Souvent, le pèlerinage se prolonge par une visite à Médine sur les tombes de Mahomet et de ses compagnons. L’hajj promet l’expiation des petits et des grands péchés, à condition que son intention soit sincère et que l’argent utilisé soit licite.
Les musulmans disposent d’une variante sous la forme d’un petit pèlerinage ou ‘umrah, qui se déroulera à n’importe quel moment de l’année, selon des rites spécifiques.

Toujours plus de pèlerins

Objet d’un très grand prestige, il demeure un facteur très important d’unité et d’échanges entre les musulmans du monde entier qui témoignent d’une grande ferveur à cette occasion.
Le hajj reçoit désormais, annuellement, plusieurs millions de pèlerins. Le nombre maximal de participants est imposé par le gouvernement saoudien grâce à l’utilisation de quotas signifiés aux divers organismes organisateurs afin de réguler le flot de pèlerins.
La croissance de la fréquentation est très forte, notamment en raison de l’évolution des transports et de la démocratisation des transports aériens. De 50 000 pèlerins en 1935 et 100 000 en 1950, on est passé à 918 000 en 1974, 1,3 million en 1981 et près de 3 millions cette année, officiellement – certains évoquent des chiffres jusqu’à 5 millions. Ce nombre élevé a causé dans les dernières années plusieurs bousculades mortelles.

Un hajj high-tech

Printemps arabe ou pas, une petite révolution à La Mecque, cette année. Le pèlerinage s’est mis à l’heure d’Internet et du téléphone portable. Les autorités saoudiennes ont opté pour des supports électroniques afin de mieux encadrer les pèlerins.
3,25 millions, c’est le nombre de SMS qu’envoie chaque jour le ministère des Affaires religieuses pour les informer des rites du hajj et les prévenir de ce qui est nuisible.
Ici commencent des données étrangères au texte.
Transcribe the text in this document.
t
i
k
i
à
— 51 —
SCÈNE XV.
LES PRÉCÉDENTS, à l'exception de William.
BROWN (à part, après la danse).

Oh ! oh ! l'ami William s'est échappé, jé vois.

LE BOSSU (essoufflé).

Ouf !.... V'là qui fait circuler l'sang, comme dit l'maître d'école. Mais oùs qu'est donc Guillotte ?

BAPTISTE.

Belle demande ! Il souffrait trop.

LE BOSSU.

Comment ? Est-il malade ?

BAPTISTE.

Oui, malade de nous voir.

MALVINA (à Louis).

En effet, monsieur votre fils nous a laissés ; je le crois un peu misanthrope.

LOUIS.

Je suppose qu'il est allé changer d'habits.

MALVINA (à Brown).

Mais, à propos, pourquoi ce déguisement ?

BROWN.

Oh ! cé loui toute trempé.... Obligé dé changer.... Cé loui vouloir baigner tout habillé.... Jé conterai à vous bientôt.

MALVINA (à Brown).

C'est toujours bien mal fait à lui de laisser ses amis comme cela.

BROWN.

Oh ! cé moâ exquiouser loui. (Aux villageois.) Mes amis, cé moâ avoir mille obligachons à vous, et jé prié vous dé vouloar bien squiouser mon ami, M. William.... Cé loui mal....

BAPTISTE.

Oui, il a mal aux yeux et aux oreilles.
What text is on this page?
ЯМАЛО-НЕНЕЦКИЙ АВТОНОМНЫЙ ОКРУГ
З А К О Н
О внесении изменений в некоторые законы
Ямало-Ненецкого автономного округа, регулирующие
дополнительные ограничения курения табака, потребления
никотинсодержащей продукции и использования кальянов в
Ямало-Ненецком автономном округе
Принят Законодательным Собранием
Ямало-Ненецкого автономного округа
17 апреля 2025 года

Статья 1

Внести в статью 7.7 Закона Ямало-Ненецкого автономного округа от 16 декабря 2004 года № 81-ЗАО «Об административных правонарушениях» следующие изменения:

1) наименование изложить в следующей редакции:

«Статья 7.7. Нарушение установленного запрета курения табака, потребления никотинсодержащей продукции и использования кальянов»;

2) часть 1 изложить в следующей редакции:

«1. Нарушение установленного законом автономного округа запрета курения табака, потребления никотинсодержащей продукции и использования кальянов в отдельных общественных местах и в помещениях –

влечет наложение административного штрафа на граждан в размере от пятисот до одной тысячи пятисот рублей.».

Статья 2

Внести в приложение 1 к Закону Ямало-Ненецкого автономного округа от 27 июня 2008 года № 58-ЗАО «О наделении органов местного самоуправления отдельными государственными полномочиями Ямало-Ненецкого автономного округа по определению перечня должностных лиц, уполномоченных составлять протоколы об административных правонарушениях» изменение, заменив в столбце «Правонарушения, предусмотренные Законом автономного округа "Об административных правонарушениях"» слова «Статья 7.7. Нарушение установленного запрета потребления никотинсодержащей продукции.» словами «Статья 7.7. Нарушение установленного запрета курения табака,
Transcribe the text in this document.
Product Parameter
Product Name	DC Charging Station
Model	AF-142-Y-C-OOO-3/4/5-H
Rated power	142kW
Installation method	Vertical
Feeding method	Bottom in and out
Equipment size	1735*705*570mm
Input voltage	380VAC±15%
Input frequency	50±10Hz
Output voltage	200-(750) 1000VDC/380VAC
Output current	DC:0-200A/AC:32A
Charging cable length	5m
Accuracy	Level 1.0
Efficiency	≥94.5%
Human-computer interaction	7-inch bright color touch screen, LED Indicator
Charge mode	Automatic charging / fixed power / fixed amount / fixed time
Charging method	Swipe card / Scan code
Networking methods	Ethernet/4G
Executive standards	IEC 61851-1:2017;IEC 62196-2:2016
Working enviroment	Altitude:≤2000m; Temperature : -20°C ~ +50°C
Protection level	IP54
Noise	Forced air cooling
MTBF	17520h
Il s’agit d’une véritable campagne électronique de sensibilisation aux préceptes de l’islam.
Les autorités saoudiennes suivent et canalisent efficacement le mouvement des pèlerins grâce au fichier électronique qui répertorie chaque fidèle sur les Lieux saints.
La Commission de la promotion de la vertu et de la prévention du vice, ou police religieuse, a ouvert sur YouTube une page où elle poste des vidéos et des documents. Sur le même site, le ministère saoudien de la Culture et de l’Information retransmet en direct le pèlerinage.
7 millions de dépliants d’orientation religieux, imprimés dans une dizaine de langues, et 500 000 cd emplis de messages religieux en langue arabe, plus 250 000 cd dans six autres langues sont aussi disponibles.

Le pèlerinage mêle désormais la tradition la plus rigoureuse aux technologies les plus sophistiquées du XXIe siècle. Un autre regard sur l’islam.